My Great-Grandfather, Ben Casey, served in the 3rd NC Heavy Artillery during the Civil War. He was from Indian Springs, NC in Wayne County. He enlisted in 1862 and was stationed at Southport, NC where he served as a boatman – one of a crew that rowed between forts and ships at the mouth of the Cape Fear River. He spent most of the war there, but was also in the Battle of Honey Hill, SC.
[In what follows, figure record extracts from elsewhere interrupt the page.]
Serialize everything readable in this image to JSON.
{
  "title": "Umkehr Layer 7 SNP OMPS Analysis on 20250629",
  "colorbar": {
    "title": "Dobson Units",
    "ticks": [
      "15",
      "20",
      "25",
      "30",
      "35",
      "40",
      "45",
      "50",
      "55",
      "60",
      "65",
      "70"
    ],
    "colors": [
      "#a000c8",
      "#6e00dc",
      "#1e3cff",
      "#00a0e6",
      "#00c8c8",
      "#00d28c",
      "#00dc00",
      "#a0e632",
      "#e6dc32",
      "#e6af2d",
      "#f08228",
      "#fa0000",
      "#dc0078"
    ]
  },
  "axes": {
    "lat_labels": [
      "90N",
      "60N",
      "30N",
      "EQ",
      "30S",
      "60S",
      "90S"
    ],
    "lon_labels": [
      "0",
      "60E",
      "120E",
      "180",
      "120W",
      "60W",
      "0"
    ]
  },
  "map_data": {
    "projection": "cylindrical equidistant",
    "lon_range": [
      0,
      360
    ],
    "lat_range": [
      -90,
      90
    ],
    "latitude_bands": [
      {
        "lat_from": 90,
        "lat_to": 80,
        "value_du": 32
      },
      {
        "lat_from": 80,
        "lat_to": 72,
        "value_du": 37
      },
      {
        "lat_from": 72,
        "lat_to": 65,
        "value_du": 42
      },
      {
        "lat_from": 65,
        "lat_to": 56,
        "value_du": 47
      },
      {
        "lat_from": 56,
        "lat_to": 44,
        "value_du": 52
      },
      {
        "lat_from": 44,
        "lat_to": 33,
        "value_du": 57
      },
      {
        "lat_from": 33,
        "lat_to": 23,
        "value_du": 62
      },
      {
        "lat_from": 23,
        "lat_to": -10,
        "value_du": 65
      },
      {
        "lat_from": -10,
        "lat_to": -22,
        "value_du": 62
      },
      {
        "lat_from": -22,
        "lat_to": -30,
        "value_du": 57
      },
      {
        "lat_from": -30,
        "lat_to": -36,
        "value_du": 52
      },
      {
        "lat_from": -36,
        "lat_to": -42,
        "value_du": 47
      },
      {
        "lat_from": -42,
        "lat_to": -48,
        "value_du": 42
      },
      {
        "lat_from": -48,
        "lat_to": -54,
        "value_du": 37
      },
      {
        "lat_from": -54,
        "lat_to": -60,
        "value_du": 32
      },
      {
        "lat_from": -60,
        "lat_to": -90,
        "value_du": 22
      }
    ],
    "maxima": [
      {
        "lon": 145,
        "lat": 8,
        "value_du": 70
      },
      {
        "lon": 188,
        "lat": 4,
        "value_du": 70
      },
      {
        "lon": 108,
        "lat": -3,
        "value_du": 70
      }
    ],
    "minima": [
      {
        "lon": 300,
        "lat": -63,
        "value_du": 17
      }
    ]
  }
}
He was captured at Fort Fisher, and was evacuated to Point Lookout, MD. From there he was taken by train with others to Elmira, NY. He survived extreme exposure, malnutrition, and disease in a camp where 3,000 prisoners died in less than a year. He took the oath and was released in June, 1865. He and 72 other frail prisoners were put-out and left to their own devices to get home. They walked back to NC. 48 of them died on the way home.

According to my Grandmother – who knew him quite well – when he returned home, he weighed under 100 pounds. This was remarkable because he was actually considered to be a large man – part of the reason he was a boatman. His mother made him undress and take a bath in the yard, while they burned his clothes and cut his hair to kill the lice.

He recovered, and lived to be an old man. Grandmother remembered him coming to her grade-school class to talk about the Battle of Fort Fisher – and him using his cane like a rifle to reenact his stories.

I heard two of these stories from my Grandmother. The first was about sitting down for breakfast the morning of the surrender of Fort Fisher. The Union soldiers had not eaten for many hours. He remarked that it was strange for the fighting to suddenly end, and then everyone immediately started cooking breakfast. Then, exhausted Confederate and Union soldiers sat down and ate together.

The second was that during breakfast the fort’s magazine exploded and several men were killed. Confederate prisoners were made to locate and dig-up mines around the fort.

Casey is a common name in eastern Wayne County. In my research, I have found literally dozens of Ben Casey’s, including a few buried in the Confederate Cemetery in Elmira. I have some photos of him later in life, but none from the Civil War.